Second Quarter Highlights

-- Total Company net sales increased 5% to $845.8 million; comparable store sales decreased 4%

-- Total direct-to-consumer net sales increased 23% to $55.9 million

-- Abercrombie & Fitch net sales increased 5% to $383.6 million; Abercrombie & Fitch comparable store sales increased 3%

-- abercrombie net sales were $94.8 million, flat compared to last year; abercrombie comparable store sales decreased 11%

-- Hollister Co. net sales increased 5% to $350.8 million; Hollister comparable store sales decreased 9%

-- RUEHL net sales increased 7% to $12.5 million; RUEHL comparable store sales decreased 22%

-- Net income for the second quarter decreased 4% to $77.8 million

-- Net income per diluted share in the second quarter decreased 1% to $0.87

Mike Jeffries, Chief Executive Officer and Chairman of the Board of Abercrombie & Fitch Co., said:

'Our second quarter financial results reflect difficult macroeconomic conditions and a significant slowdown in consumer spending. However, we see these challenging times as a great opportunity to place more distance between us and the rest of specialty retail. We remain firmly committed to the aspirational positioning of our brands and to building the foundation that supports us as a truly multinational business. We will continue to focus on what we do best ... providing the best casual lifestyle brands for our customers by continuously elevating the quality of our product and the emotional store experience. We believe this gives us a competitive advantage and is critical to our long-term success.'

Second Quarter Financial Results

Net sales for the thirteen weeks ended August 2, 2008 increased 5% to $845.8 million from $804.5 million for the thirteen weeks ended August 4, 2007. Total Company direct-to-consumer net sales increased 23% to $55.9 million for the thirteen week period ended August 2, 2008, compared to the thirteen week period ended August 4, 2007. Total Company comparable store sales decreased 4% for the thirteen weeks ended August 2, 2008.
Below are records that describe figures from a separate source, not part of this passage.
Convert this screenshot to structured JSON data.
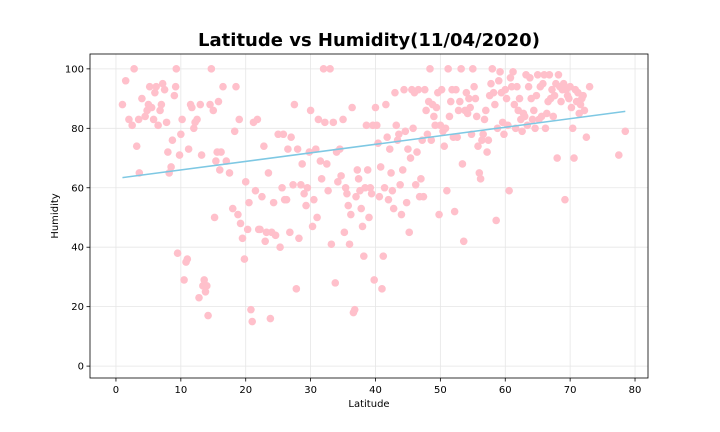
{
  "chart_data": {
    "type": "scatter",
    "title": "Latitude vs Humidity(11/04/2020)",
    "xlabel": "Latitude",
    "ylabel": "Humidity",
    "xlim": [
      -4,
      82
    ],
    "ylim": [
      -4,
      105
    ],
    "xticks": [
      0,
      10,
      20,
      30,
      40,
      50,
      60,
      70,
      80
    ],
    "yticks": [
      0,
      20,
      40,
      60,
      80,
      100
    ],
    "grid": true,
    "legend": "none",
    "colors": {
      "points": "#ffc0cb",
      "regression": "#7ec8e3"
    },
    "regression": {
      "x": [
        1,
        78.5
      ],
      "y": [
        63.4,
        85.7
      ]
    },
    "points": [
      [
        1,
        88
      ],
      [
        1.5,
        96
      ],
      [
        2,
        83
      ],
      [
        2.5,
        81
      ],
      [
        2.8,
        100
      ],
      [
        3.2,
        74
      ],
      [
        3.5,
        83
      ],
      [
        3.6,
        65
      ],
      [
        4,
        90
      ],
      [
        4.5,
        84
      ],
      [
        4.8,
        86
      ],
      [
        5,
        88
      ],
      [
        5.2,
        94
      ],
      [
        5.5,
        87
      ],
      [
        5.8,
        83
      ],
      [
        6,
        92
      ],
      [
        6.2,
        94
      ],
      [
        6.5,
        81
      ],
      [
        6.8,
        86
      ],
      [
        7,
        88
      ],
      [
        7.2,
        95
      ],
      [
        7.5,
        93
      ],
      [
        7.8,
        82
      ],
      [
        8,
        72
      ],
      [
        8.2,
        65
      ],
      [
        8.5,
        67
      ],
      [
        8.7,
        76
      ],
      [
        9,
        91
      ],
      [
        9.2,
        94
      ],
      [
        9.3,
        100
      ],
      [
        9.5,
        38
      ],
      [
        9.8,
        71
      ],
      [
        10,
        78
      ],
      [
        10.2,
        83
      ],
      [
        10.5,
        29
      ],
      [
        10.8,
        35
      ],
      [
        11,
        36
      ],
      [
        11.2,
        73
      ],
      [
        11.5,
        88
      ],
      [
        11.7,
        87
      ],
      [
        12,
        80
      ],
      [
        12.2,
        82
      ],
      [
        12.5,
        83
      ],
      [
        12.8,
        23
      ],
      [
        13,
        88
      ],
      [
        13.2,
        71
      ],
      [
        13.4,
        27
      ],
      [
        13.6,
        29
      ],
      [
        13.8,
        25
      ],
      [
        14,
        27
      ],
      [
        14.2,
        17
      ],
      [
        14.5,
        88
      ],
      [
        14.7,
        100
      ],
      [
        15,
        86
      ],
      [
        15.2,
        50
      ],
      [
        15.4,
        69
      ],
      [
        15.6,
        72
      ],
      [
        15.8,
        89
      ],
      [
        16,
        66
      ],
      [
        16.2,
        72
      ],
      [
        16.5,
        94
      ],
      [
        17,
        69
      ],
      [
        17.5,
        65
      ],
      [
        18,
        53
      ],
      [
        18.3,
        79
      ],
      [
        18.5,
        94
      ],
      [
        18.8,
        51
      ],
      [
        19,
        83
      ],
      [
        19.2,
        48
      ],
      [
        19.5,
        43
      ],
      [
        19.8,
        36
      ],
      [
        20,
        62
      ],
      [
        20.3,
        46
      ],
      [
        20.5,
        55
      ],
      [
        20.8,
        19
      ],
      [
        21,
        15
      ],
      [
        21.2,
        82
      ],
      [
        21.5,
        59
      ],
      [
        21.8,
        83
      ],
      [
        22,
        46
      ],
      [
        22.2,
        46
      ],
      [
        22.5,
        57
      ],
      [
        22.8,
        74
      ],
      [
        23,
        42
      ],
      [
        23.2,
        45
      ],
      [
        23.5,
        65
      ],
      [
        23.8,
        16
      ],
      [
        24,
        45
      ],
      [
        24.3,
        55
      ],
      [
        24.6,
        44
      ],
      [
        25,
        78
      ],
      [
        25.3,
        40
      ],
      [
        25.6,
        60
      ],
      [
        25.8,
        78
      ],
      [
        26,
        56
      ],
      [
        26.3,
        56
      ],
      [
        26.5,
        73
      ],
      [
        26.8,
        45
      ],
      [
        27,
        77
      ],
      [
        27.3,
        61
      ],
      [
        27.5,
        88
      ],
      [
        27.8,
        26
      ],
      [
        28,
        73
      ],
      [
        28.2,
        43
      ],
      [
        28.5,
        61
      ],
      [
        28.7,
        68
      ],
      [
        29,
        58
      ],
      [
        29.3,
        54
      ],
      [
        29.5,
        60
      ],
      [
        29.8,
        72
      ],
      [
        30,
        86
      ],
      [
        30.3,
        47
      ],
      [
        30.5,
        56
      ],
      [
        30.8,
        73
      ],
      [
        31,
        50
      ],
      [
        31.2,
        83
      ],
      [
        31.5,
        69
      ],
      [
        31.7,
        63
      ],
      [
        32,
        100
      ],
      [
        32.2,
        82
      ],
      [
        32.5,
        68
      ],
      [
        32.7,
        59
      ],
      [
        33,
        100
      ],
      [
        33.2,
        41
      ],
      [
        33.5,
        82
      ],
      [
        33.8,
        28
      ],
      [
        34,
        72
      ],
      [
        34.2,
        62
      ],
      [
        34.5,
        73
      ],
      [
        34.7,
        64
      ],
      [
        35,
        83
      ],
      [
        35.2,
        45
      ],
      [
        35.4,
        60
      ],
      [
        35.6,
        58
      ],
      [
        35.8,
        54
      ],
      [
        36,
        41
      ],
      [
        36.2,
        51
      ],
      [
        36.4,
        87
      ],
      [
        36.6,
        18
      ],
      [
        36.8,
        19
      ],
      [
        37,
        57
      ],
      [
        37.2,
        66
      ],
      [
        37.4,
        63
      ],
      [
        37.6,
        59
      ],
      [
        37.8,
        53
      ],
      [
        38,
        47
      ],
      [
        38.2,
        37
      ],
      [
        38.4,
        60
      ],
      [
        38.6,
        81
      ],
      [
        38.8,
        66
      ],
      [
        39,
        50
      ],
      [
        39.2,
        60
      ],
      [
        39.4,
        58
      ],
      [
        39.6,
        81
      ],
      [
        39.8,
        29
      ],
      [
        40,
        87
      ],
      [
        40.2,
        81
      ],
      [
        40.4,
        75
      ],
      [
        40.6,
        57
      ],
      [
        40.8,
        67
      ],
      [
        41,
        26
      ],
      [
        41.2,
        37
      ],
      [
        41.4,
        60
      ],
      [
        41.6,
        88
      ],
      [
        41.8,
        77
      ],
      [
        42,
        56
      ],
      [
        42.2,
        73
      ],
      [
        42.4,
        65
      ],
      [
        42.6,
        59
      ],
      [
        42.8,
        53
      ],
      [
        43,
        92
      ],
      [
        43.2,
        81
      ],
      [
        43.4,
        76
      ],
      [
        43.6,
        78
      ],
      [
        43.8,
        61
      ],
      [
        44,
        51
      ],
      [
        44.2,
        66
      ],
      [
        44.4,
        93
      ],
      [
        44.6,
        79
      ],
      [
        44.8,
        55
      ],
      [
        45,
        73
      ],
      [
        45.2,
        45
      ],
      [
        45.4,
        70
      ],
      [
        45.6,
        93
      ],
      [
        45.8,
        80
      ],
      [
        46,
        92
      ],
      [
        46.2,
        61
      ],
      [
        46.4,
        72
      ],
      [
        46.6,
        93
      ],
      [
        46.8,
        57
      ],
      [
        47,
        63
      ],
      [
        47.2,
        76
      ],
      [
        47.4,
        57
      ],
      [
        47.6,
        93
      ],
      [
        47.8,
        86
      ],
      [
        48,
        78
      ],
      [
        48.2,
        89
      ],
      [
        48.4,
        100
      ],
      [
        48.6,
        76
      ],
      [
        48.8,
        88
      ],
      [
        49,
        84
      ],
      [
        49.2,
        81
      ],
      [
        49.4,
        87
      ],
      [
        49.6,
        92
      ],
      [
        49.8,
        51
      ],
      [
        50,
        81
      ],
      [
        50.2,
        93
      ],
      [
        50.4,
        79
      ],
      [
        50.6,
        74
      ],
      [
        50.8,
        80
      ],
      [
        51,
        59
      ],
      [
        51.2,
        100
      ],
      [
        51.4,
        84
      ],
      [
        51.6,
        89
      ],
      [
        51.8,
        93
      ],
      [
        52,
        77
      ],
      [
        52.2,
        52
      ],
      [
        52.4,
        93
      ],
      [
        52.6,
        77
      ],
      [
        52.8,
        86
      ],
      [
        53,
        89
      ],
      [
        53.2,
        100
      ],
      [
        53.4,
        68
      ],
      [
        53.6,
        42
      ],
      [
        53.8,
        86
      ],
      [
        54,
        92
      ],
      [
        54.2,
        85
      ],
      [
        54.4,
        90
      ],
      [
        54.6,
        87
      ],
      [
        54.8,
        78
      ],
      [
        55,
        100
      ],
      [
        55.2,
        94
      ],
      [
        55.4,
        90
      ],
      [
        55.6,
        84
      ],
      [
        55.8,
        74
      ],
      [
        56,
        65
      ],
      [
        56.2,
        63
      ],
      [
        56.4,
        76
      ],
      [
        56.6,
        78
      ],
      [
        56.8,
        83
      ],
      [
        57,
        86
      ],
      [
        57.2,
        72
      ],
      [
        57.4,
        76
      ],
      [
        57.6,
        91
      ],
      [
        57.8,
        95
      ],
      [
        58,
        100
      ],
      [
        58.2,
        92
      ],
      [
        58.4,
        88
      ],
      [
        58.6,
        49
      ],
      [
        58.8,
        80
      ],
      [
        59,
        96
      ],
      [
        59.2,
        99
      ],
      [
        59.4,
        92
      ],
      [
        59.6,
        82
      ],
      [
        59.8,
        78
      ],
      [
        60,
        93
      ],
      [
        60.2,
        90
      ],
      [
        60.4,
        81
      ],
      [
        60.6,
        59
      ],
      [
        60.8,
        97
      ],
      [
        61,
        94
      ],
      [
        61.2,
        99
      ],
      [
        61.4,
        88
      ],
      [
        61.6,
        80
      ],
      [
        61.8,
        94
      ],
      [
        62,
        86
      ],
      [
        62.2,
        90
      ],
      [
        62.4,
        83
      ],
      [
        62.6,
        79
      ],
      [
        62.8,
        85
      ],
      [
        63,
        84
      ],
      [
        63.2,
        98
      ],
      [
        63.4,
        81
      ],
      [
        63.6,
        94
      ],
      [
        63.8,
        97
      ],
      [
        64,
        90
      ],
      [
        64.2,
        83
      ],
      [
        64.4,
        86
      ],
      [
        64.6,
        80
      ],
      [
        64.8,
        91
      ],
      [
        65,
        98
      ],
      [
        65.2,
        83
      ],
      [
        65.4,
        94
      ],
      [
        65.6,
        84
      ],
      [
        65.8,
        95
      ],
      [
        66,
        98
      ],
      [
        66.2,
        80
      ],
      [
        66.4,
        85
      ],
      [
        66.6,
        89
      ],
      [
        66.8,
        98
      ],
      [
        67,
        90
      ],
      [
        67.2,
        93
      ],
      [
        67.4,
        84
      ],
      [
        67.6,
        91
      ],
      [
        67.8,
        95
      ],
      [
        68,
        70
      ],
      [
        68.2,
        98
      ],
      [
        68.4,
        94
      ],
      [
        68.6,
        89
      ],
      [
        68.8,
        93
      ],
      [
        69,
        95
      ],
      [
        69.2,
        56
      ],
      [
        69.4,
        93
      ],
      [
        69.6,
        91
      ],
      [
        69.8,
        90
      ],
      [
        70,
        94
      ],
      [
        70.2,
        87
      ],
      [
        70.4,
        80
      ],
      [
        70.6,
        70
      ],
      [
        70.8,
        93
      ],
      [
        71,
        89
      ],
      [
        71.2,
        92
      ],
      [
        71.4,
        85
      ],
      [
        71.6,
        88
      ],
      [
        71.8,
        90
      ],
      [
        72,
        91
      ],
      [
        72.2,
        86
      ],
      [
        72.5,
        77
      ],
      [
        73,
        94
      ],
      [
        77.5,
        71
      ],
      [
        78.5,
        79
      ]
    ]
  }
}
The gross profit rate for the quarter was 70.1%, up 130 basis points compared to last year. The improvement in gross profit rate was primarily due to a higher initial markup rate. The markdown rate was flat compared to last year.

Stores and distribution expense, as a percentage of sales, increased 100 basis points to 42.6% from 41.6% and marketing, general and administrative expense, as a percentage of sales, increased 70 basis points to 12.9% from 12.2%. The Company continued to operate a disciplined cost structure. Reductions in store payroll hours more than offset the minimum wage increase and resulted in a decrease in store payroll expense, as a percent of sales, compared to last year. The increase in operating expense rate, compared to last year, primarily resulted from the inability to leverage fixed expenses due to the comparable store sales decline and additional expense needed to execute the Company's international expansion plans. The rate increase also reflects additional expense incurred related to charges associated with the departure of a senior executive.
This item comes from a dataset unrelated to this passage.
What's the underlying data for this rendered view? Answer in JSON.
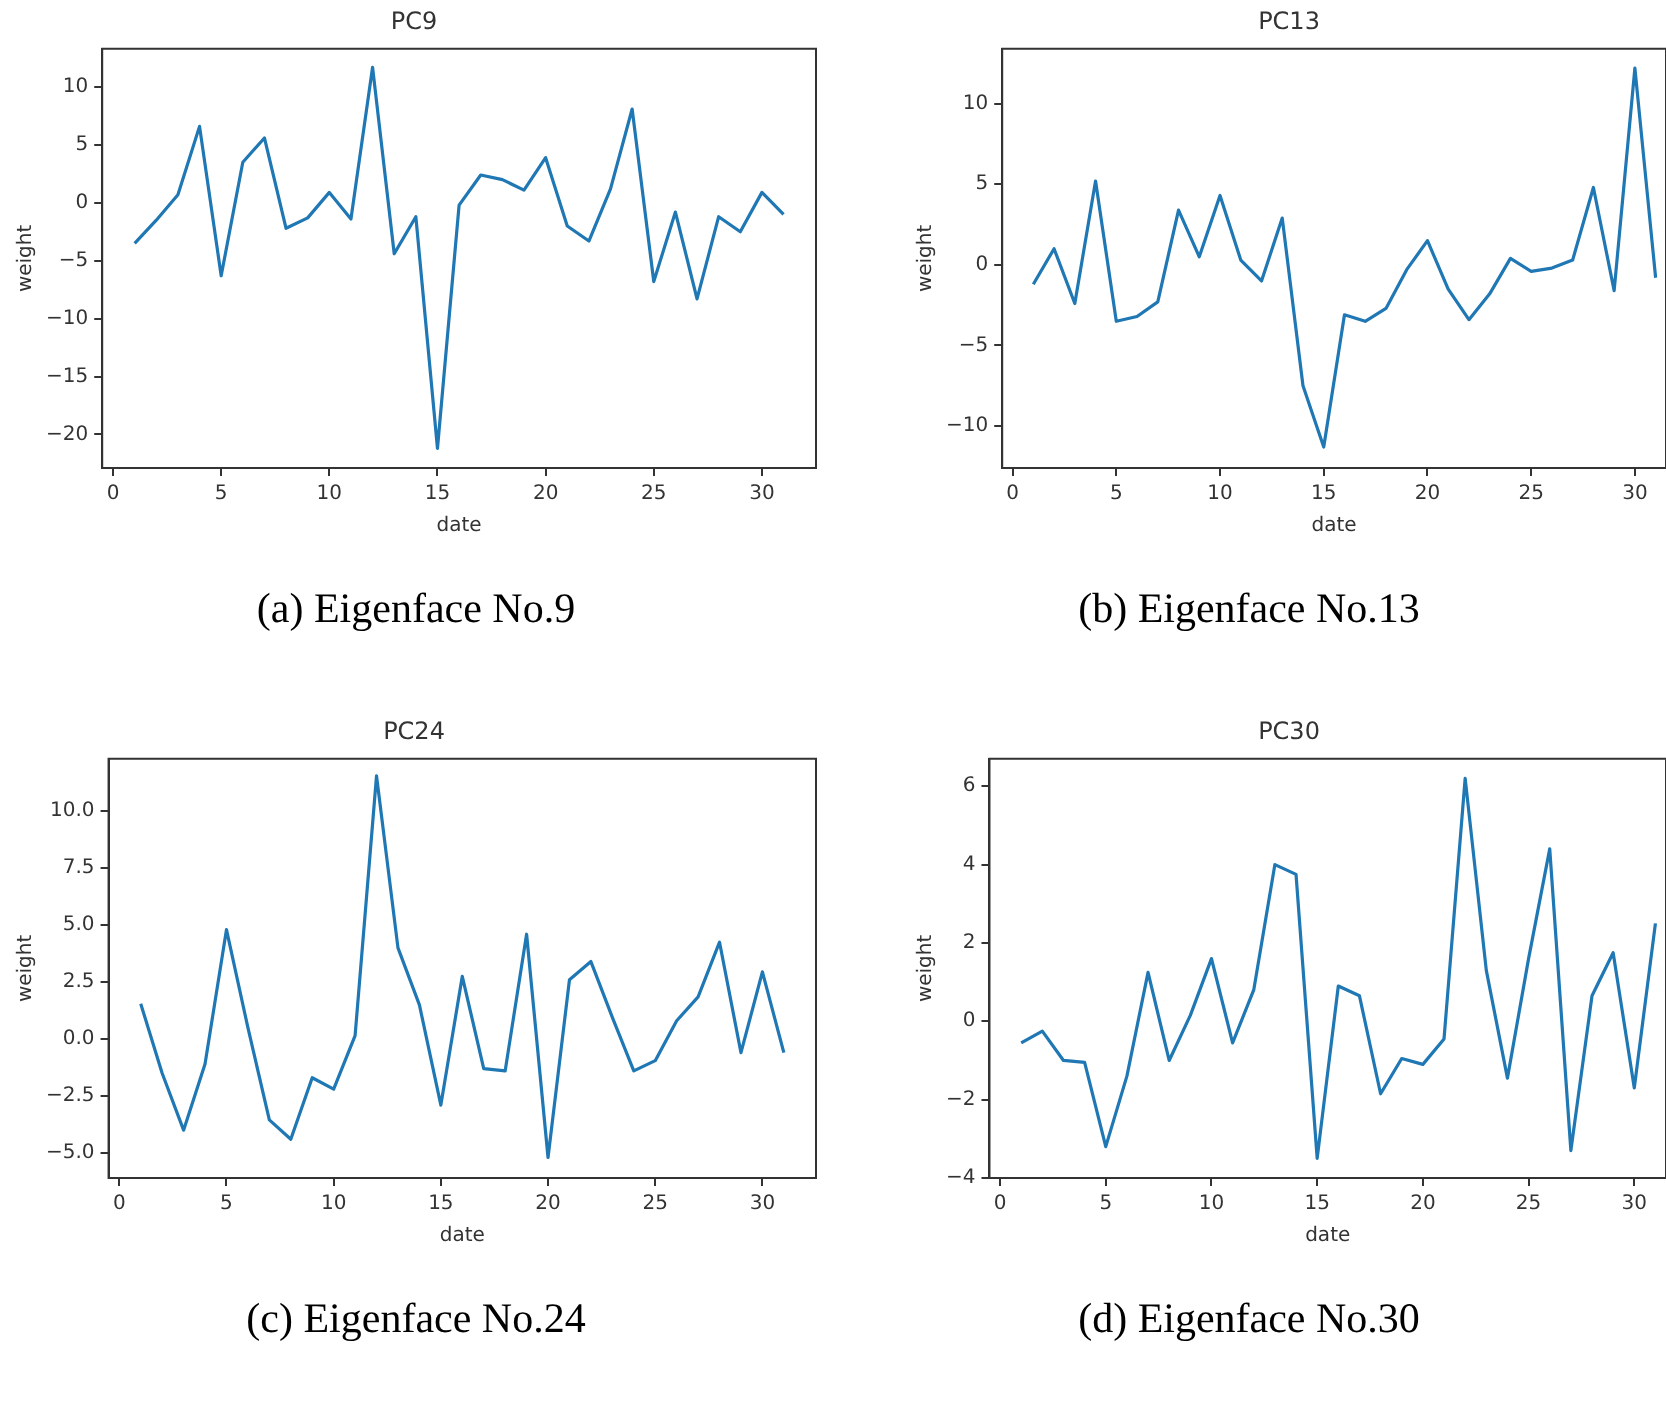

Operating income for the second quarter was $124.0 million compared to $124.1 million last year.

Interest income for the second quarter decreased to $1.8 million compared to $4.1 million last year. The decrease was attributed to a lower average rate of return on investments, compared to last year, primarily due to a restructuring of the investment portfolio.

The effective tax rate for the second quarter was 38.1% compared to 36.6% last year. The rate unfavorability was primarily attributed to lower tax exempt investment income. The effective tax rate for the second quarter of fiscal 2007 reflected the favorable impact from the settlement of tax audits.

Net income for the second quarter decreased 4% to $77.8 million compared to $81.3 million last year.

Net income per diluted share for the second quarter decreased 1% to $0.87, including $0.01 related to charges associated with the departure of a senior executive, compared to $0.88 last year.

2008 Outlook

The Company expects net income per diluted share for the second half of fiscal 2008 to be in the range of $3.40 to $3.45. Based upon this guidance, the Company now expects full year fiscal 2008 net income per diluted share to be in the range of $4.95 to $5.00.